Do I need a business license to go along with my GC license for conducting business? Will I need one to open a business bank account?

Thanks


----------



## Seven-Delta-FortyOne (Mar 5, 2011)

At least were I live, business licenses are required mostly by cities. Unincorporated areas of the county are exempt.

Most towns and cities make you get one when you go to pull a permit. It's just a money grab.

And I've never needed one to open a business checking account, just a fictitious business name statement.



Delta


----------



## ScipioAfricanus (Sep 13, 2008)

On both counts...probably...but not necessarily.

I live in and conduct my business in Lake Forest CA. The city does not require me to have a business license to do business in the city. If I renewed my contractors license and got back in the business I would not have to get a business license in the city. 

There're other cities though that require that I get a license for their city if were to do contracting there.

(notice the appropriate use of all three "there(s) in that last sentence)

I have a business bank account for a credit union that did not require me to have a business license in the city and a second one elsewhere that did.

Well, that was about the best answer I could give you.

Andy.


----------



## CarpenterSFO (Dec 12, 2012)

All the cities around here require you to get a business license, $150 or so, to pull a permit. It's just a tax, and in the case of some cities, it registers you for collection of further taxes and enforcement of other local laws.


----------



## greg24k (May 19, 2007)

I think you need a federal ID # in addition to contractor license...not a business license, at least here you do.


----------



## cwatbay (Mar 16, 2010)

To be legitimate where I am, I need a city business license, plus, the contractors license. To pull permits in my city and in others around here, I need a business license in each city I do business. 

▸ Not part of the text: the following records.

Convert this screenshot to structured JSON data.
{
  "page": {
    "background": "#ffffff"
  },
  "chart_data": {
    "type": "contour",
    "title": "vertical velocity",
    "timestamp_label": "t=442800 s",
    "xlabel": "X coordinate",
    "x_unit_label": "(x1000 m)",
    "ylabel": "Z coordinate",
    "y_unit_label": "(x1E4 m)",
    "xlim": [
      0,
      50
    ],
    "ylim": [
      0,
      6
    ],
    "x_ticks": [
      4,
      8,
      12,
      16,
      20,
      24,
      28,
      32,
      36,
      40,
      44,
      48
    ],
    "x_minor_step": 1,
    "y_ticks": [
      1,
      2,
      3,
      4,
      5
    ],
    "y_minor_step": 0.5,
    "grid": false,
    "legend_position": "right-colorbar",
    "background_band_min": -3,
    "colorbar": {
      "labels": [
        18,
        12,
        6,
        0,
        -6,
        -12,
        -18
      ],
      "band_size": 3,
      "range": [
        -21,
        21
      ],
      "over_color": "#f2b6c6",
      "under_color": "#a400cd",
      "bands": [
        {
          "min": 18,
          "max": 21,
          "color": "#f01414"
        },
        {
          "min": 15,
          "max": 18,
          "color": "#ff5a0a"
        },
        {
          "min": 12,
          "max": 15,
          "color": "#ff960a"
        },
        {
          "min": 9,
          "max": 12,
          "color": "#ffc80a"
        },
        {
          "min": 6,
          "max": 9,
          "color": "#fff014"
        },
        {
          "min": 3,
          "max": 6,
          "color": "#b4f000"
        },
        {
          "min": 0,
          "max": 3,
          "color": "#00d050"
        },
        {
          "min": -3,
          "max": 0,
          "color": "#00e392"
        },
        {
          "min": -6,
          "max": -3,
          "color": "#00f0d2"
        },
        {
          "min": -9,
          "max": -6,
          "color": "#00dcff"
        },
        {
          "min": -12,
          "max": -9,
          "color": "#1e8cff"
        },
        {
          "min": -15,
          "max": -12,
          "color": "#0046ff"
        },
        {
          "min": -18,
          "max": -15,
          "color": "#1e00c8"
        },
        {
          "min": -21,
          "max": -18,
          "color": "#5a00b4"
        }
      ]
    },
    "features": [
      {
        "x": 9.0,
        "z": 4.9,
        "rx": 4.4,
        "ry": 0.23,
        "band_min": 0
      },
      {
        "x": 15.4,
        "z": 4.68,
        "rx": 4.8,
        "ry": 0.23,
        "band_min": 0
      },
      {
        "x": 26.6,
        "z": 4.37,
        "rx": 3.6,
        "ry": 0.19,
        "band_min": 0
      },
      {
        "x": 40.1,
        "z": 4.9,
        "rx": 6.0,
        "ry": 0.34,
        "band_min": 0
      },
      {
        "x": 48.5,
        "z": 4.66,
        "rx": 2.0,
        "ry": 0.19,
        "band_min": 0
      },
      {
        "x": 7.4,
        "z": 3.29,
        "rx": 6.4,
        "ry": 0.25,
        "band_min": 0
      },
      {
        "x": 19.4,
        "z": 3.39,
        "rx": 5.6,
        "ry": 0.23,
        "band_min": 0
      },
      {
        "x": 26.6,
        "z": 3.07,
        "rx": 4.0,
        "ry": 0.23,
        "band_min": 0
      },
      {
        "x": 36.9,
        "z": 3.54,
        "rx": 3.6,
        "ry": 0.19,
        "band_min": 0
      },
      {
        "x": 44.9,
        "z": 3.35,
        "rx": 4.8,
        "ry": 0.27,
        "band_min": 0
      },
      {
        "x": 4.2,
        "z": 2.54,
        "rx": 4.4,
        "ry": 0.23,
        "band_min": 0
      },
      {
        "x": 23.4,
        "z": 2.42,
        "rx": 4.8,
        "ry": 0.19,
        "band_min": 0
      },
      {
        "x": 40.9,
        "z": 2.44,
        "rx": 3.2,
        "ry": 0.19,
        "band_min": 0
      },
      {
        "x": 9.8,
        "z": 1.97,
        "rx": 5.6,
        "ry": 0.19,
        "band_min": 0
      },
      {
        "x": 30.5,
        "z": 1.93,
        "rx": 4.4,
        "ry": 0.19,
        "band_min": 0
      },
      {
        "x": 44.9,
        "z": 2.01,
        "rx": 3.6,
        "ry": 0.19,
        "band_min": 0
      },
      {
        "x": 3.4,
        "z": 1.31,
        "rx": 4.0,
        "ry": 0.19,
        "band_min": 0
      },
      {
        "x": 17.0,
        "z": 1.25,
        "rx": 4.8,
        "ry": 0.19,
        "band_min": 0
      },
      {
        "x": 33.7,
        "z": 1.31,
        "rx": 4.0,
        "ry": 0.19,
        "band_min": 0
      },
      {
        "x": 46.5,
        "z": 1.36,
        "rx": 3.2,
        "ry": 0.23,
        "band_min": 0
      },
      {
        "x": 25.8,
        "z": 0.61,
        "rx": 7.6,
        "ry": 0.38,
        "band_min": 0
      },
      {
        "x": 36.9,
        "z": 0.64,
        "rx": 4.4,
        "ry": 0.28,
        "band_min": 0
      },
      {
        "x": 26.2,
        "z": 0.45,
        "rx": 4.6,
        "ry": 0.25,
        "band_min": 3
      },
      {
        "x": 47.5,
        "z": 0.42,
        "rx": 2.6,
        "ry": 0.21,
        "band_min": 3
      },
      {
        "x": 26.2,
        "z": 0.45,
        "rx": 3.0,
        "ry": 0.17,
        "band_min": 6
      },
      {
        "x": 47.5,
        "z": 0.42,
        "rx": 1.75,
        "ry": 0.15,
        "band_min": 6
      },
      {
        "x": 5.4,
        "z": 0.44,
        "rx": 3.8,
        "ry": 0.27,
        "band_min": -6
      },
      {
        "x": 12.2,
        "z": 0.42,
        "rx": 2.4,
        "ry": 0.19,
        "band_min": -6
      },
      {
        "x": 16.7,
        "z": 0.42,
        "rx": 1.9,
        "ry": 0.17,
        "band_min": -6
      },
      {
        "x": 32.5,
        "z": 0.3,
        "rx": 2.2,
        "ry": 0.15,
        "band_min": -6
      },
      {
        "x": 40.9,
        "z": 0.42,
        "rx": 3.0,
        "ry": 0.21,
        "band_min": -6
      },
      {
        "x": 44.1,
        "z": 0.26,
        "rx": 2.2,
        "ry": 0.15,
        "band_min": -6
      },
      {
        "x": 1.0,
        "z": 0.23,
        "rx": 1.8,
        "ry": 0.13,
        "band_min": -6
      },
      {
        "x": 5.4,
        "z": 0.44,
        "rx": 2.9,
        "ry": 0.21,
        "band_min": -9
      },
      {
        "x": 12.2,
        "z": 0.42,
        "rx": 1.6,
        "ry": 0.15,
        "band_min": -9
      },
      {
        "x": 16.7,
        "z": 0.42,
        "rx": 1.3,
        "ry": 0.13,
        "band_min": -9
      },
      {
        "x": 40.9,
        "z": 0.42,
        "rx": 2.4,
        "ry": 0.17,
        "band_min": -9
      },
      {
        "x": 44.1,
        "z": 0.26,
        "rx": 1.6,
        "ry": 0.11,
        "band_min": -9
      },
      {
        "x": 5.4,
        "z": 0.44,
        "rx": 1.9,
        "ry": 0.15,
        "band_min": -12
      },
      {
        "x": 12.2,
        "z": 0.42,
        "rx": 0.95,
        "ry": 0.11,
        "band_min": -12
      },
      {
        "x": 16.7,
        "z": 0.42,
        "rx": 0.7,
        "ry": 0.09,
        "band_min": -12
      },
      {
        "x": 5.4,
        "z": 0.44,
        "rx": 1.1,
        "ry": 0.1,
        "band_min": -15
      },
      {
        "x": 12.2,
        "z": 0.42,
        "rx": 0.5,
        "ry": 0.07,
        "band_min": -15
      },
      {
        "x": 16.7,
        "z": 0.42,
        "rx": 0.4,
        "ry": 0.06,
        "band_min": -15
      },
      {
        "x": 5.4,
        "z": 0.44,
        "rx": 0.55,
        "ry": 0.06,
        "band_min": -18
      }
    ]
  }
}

Since we pull fire alarm permits in a lot of cities, we have to have a business permit in each city.


----------



## mrcharles (Sep 27, 2011)

Seven-Delta-FortyOne said:


> At least were I live, business licenses are required mostly by cities. Unincorporated areas of the county are exempt.
> 
> Most towns and cities make you get one when you go to pull a permit. It's just a money grab.
> 
> ...


To open a business bank account I had to provide my EIN number and form from the government.


----------